We were sitting on the blue couch next to each other, talking to our friend Randy (who I don't think had any idea.) Jeremy started out tickling my arm. I'm a sucker for this, it's how my family used to help me relax and go to sleep when I was little. I knew he would hold my hand. I knew it would be instantly complicated. But for the first time I decided I didn't care, and I let him.
A few weeks later, we had figured out the complications.
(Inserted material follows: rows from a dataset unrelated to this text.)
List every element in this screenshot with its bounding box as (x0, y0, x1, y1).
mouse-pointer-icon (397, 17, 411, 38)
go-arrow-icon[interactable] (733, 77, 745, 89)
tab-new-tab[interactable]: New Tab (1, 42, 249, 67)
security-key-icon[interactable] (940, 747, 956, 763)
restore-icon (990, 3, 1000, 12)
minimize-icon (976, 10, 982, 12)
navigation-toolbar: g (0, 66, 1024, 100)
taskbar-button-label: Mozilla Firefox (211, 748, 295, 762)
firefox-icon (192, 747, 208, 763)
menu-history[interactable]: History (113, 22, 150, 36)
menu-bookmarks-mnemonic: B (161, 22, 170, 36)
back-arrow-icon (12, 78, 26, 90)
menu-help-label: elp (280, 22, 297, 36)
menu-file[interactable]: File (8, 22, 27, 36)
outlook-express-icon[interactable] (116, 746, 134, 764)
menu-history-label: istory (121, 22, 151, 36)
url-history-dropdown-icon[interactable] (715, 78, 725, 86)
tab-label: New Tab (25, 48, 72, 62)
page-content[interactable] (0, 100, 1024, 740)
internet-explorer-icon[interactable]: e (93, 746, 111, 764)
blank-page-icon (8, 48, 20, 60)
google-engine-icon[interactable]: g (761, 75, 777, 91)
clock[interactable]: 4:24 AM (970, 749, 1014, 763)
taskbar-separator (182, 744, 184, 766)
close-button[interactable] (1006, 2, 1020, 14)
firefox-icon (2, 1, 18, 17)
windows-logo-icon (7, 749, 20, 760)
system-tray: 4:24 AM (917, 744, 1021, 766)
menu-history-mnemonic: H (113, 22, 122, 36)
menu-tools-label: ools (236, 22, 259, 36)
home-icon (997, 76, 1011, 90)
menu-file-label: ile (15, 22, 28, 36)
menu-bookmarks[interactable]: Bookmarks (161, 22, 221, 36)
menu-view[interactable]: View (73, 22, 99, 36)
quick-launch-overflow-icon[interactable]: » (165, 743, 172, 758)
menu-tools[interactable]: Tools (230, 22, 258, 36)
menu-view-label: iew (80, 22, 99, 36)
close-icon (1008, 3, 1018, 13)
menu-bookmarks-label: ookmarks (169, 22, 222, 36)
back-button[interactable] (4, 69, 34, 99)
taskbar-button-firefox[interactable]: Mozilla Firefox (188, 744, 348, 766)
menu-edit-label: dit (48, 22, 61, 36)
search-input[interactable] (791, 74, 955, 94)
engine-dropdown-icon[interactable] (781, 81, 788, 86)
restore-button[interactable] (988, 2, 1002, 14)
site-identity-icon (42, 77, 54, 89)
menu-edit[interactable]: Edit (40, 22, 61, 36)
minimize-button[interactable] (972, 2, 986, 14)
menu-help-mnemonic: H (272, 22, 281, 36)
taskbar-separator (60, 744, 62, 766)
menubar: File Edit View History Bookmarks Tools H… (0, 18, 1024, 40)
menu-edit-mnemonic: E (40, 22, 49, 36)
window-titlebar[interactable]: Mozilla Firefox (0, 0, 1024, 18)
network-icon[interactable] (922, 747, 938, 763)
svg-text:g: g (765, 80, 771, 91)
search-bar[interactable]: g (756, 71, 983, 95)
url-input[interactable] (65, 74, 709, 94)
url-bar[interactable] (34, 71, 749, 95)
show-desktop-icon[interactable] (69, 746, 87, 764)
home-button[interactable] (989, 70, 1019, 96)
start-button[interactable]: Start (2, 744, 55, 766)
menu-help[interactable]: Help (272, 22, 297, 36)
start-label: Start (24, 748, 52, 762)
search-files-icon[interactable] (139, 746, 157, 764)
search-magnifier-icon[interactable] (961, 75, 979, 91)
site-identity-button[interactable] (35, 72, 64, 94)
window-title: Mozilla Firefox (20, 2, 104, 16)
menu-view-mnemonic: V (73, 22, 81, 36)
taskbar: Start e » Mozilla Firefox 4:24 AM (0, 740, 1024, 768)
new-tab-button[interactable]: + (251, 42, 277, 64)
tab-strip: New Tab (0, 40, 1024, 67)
And we said I love you for the first time to each other on the big blue couch. October 16th, 2002.
8 years ago.
(Best. Bed hair. Ever.)
Part II:
6 months ago I lay on the big blue couch. We watched conference. I watched Jeremy take care of Frankie. I clung to my hospital mug (courtesy Frankie's birth) and drank a lot of water. I searched for some comfort in the talks.
I braved Easter Dinner. Later that night Daddy came over, he and Jerm gave me a Priesthood blessing. I laid on the couch, not well enough to sit up. The blessing gave me an inkling. I wasn't told I would get better right away, I was told it was time to go listen to some doctors. And so go we did, the very next day.
We returned a week later, and the blue couch continued to be my home for a few weeks. Many a sleepless nights, frustrating days, and encouraging hours on the blue couch. I had a certain way I would set myself up in the corner. It was an accomplishment worth telling everyone when I started getting up by myself to go the bathroom and such after only a few days home.
I would come down at night when I couldn't sleep, lay on the couch, and turn on the BYU channel. I remember sometimes it helped, and sometimes it made me discouraged. I would ask myself "how am I going to be a good Mother if I can't even get up off this couch?"
Looking at it now, it wasn't that long at all. A blip on the radar, really.
But when you're in the middle, sometimes it feels endless.
(Re-enacting the big race while watching Cars)
Part III:
Today there was a moment, a short one, mind you, where we all snuggled on the blue couch together and watched conference. Jeremy was supposed to have a clinical today, but they sent him home. So we were blessed with that moment.
I printed out coloring pages for me and Frankie. I colored on and off all day. Frankie colored for a few minutes.
This conference was beautiful, and for me, it made everything seem so simple.
My favorite line, and I'm afraid I didn't take proper notes so I'm not sure who the speaker was, but he said something like (speaking of Christ) "If He were next to you: would you think it, would you say it, would you do it?"
Would I?
I like to hope that if Jesus Christ visited our home, I could feel comfortable enough to invite him to sit on the big blue couch.
I could tell him that I kneeled next to it as a child to say family prayer, and that now my own child kneels there. That even though it's worn, tearing in places, the recliner is broken, it stains if you look at it wrong and it consumes toys and remotes with a voracious appetite... plus it's very, well - blue - we love it. We love all of our modest furniture and our little home, but most of all we love the feeling that is here when we do the simple, right things.
That feeling, that spirit, that faith - is what keeps us going. And it's why I'm happy, always happy, if I just remember. I'm grateful for the blue couch, and the million other little things in my life, that help me remember.